Cambiar solamente el régimen de evaluación sin hacer cambios más integrales y profundos es un sin sentido. Que un sistema de calificación sea con números del 1 al 10, del 1 al 5, con letras o conceptos es indistinto, lo que importa es que el sistema sea coherente con una reforma integral”, planteó.

En Uruguay el cambio forma parte de una reforma integral de la educación
En Uruguay el cambio forma parte de una reforma integral de la educaciónRicardo Pristupluk

Por su parte, Sandra Berta, médica neuropediatra uruguaya y creadora de la plataforma educativa Banedi, explicó que uno de los objetivos principales para el actual gobierno uruguayo es llevar adelante una reforma educativa con cambios curriculares que tengan en cuenta una serie de habilidades fundamentales para el mundo del trabajo y que cambiar la forma de evaluar es una decisión asociada a ese objetivo central.

Sin embargo, sostuvo que en este caso, la eliminación de las calificaciones numéricas no supone de por sí ningún impacto significativo en la educación de los chicos porque no resuelve cuestiones de fondo.

“El problema fundamental es que, de acuerdo con las cifras del Banco Mundial, el 70% de los chicos de 10 años no lee correctamente ni comprende bien un texto y los cambios propuestos no van a cambiar esa realidad”, afirmó.

Según Berta, lo que habría que hacer es trabajar para poder detectar tempranamente a los alumnos que no aprenden, identificar por qué no lo hacen y establecer soluciones concretas que los docentes puedan llevar adelante.

En la Argentina, ejemplificó Romero, las provincias de Buenos Aires y Santa Fe han buscado cambiar los sistemas de evaluación y promoción, pero no han modificado la currícula, es decir, qué y cómo se enseña en las aulas.

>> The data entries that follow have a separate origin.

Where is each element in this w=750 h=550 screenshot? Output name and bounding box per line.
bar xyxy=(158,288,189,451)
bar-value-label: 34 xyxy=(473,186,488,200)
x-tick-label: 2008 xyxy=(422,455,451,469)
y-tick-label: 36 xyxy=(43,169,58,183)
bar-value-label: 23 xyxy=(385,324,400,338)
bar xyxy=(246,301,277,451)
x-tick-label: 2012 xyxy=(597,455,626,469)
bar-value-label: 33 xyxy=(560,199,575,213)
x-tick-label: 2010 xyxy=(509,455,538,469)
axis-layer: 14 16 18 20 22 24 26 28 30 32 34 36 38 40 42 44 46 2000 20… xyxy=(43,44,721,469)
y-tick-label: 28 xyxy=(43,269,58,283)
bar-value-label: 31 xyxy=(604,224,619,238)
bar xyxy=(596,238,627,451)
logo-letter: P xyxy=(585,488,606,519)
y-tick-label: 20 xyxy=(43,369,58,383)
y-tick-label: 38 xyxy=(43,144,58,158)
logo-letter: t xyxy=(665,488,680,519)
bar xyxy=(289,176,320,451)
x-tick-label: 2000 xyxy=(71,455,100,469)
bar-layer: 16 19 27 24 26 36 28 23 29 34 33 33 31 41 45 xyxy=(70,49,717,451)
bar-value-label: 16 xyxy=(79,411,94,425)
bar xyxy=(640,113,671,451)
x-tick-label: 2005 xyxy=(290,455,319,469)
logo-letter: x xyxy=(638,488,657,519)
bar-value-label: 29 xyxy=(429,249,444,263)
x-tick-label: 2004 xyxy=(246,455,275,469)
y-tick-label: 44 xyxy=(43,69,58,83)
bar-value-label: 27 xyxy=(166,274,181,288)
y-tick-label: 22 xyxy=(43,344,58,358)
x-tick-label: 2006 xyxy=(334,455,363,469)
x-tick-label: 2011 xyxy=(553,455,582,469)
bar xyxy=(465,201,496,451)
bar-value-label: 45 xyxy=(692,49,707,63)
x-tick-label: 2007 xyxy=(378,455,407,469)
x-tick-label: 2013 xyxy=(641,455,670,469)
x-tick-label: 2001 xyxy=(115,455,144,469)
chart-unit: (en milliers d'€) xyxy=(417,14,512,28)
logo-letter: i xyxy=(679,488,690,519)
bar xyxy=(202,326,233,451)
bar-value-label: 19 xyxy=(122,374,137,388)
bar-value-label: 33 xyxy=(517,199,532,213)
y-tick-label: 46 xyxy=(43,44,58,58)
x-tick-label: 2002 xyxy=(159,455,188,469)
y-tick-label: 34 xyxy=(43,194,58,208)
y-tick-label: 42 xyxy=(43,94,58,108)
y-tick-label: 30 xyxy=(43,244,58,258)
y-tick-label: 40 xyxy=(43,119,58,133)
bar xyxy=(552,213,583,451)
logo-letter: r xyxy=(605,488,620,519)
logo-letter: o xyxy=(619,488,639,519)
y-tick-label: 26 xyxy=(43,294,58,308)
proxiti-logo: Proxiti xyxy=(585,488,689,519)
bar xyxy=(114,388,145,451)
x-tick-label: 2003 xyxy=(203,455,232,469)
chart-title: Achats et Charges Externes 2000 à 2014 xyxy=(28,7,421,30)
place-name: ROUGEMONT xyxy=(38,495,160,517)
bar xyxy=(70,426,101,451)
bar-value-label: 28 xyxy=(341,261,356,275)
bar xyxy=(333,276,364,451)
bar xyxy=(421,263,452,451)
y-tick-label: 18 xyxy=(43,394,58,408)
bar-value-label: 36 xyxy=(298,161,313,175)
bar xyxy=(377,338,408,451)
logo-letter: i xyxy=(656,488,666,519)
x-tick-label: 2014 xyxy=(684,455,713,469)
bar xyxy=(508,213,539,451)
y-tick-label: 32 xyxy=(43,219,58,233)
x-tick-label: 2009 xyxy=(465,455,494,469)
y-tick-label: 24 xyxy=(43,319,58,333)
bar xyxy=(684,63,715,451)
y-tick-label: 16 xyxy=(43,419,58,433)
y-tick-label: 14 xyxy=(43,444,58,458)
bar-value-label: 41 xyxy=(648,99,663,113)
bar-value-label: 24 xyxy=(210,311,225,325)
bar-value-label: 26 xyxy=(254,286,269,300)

“Cambiar solo el sistema de evaluación es cambiar las formas, pero no el fondo, y en el peor de los casos eso encubre la estafa de prometer una inclusión educativa sin garantías de aprendizaje”, concluyó Romero.

Junto con el cambio en el sistema de calificaciones, la ANEP también aprobó que a partir de 2023 los alumnos solo podrán repetir al final de cada ciclo y que quienes presentan dificultades en el camino reciban un acompañamiento docente especial.

De acuerdo con la disposición oficial, la intención es poder darles más tiempo a los alumnos para que puedan aprobar las materias con un mayor apoyo docente.

Esto, para Berta, sí es un cambio positivo para los estudiantes ya que permite que sean evaluados al finalizar un período. “Yo nunca vi un chico para el que sea beneficioso repetir primer grado”, afirmó.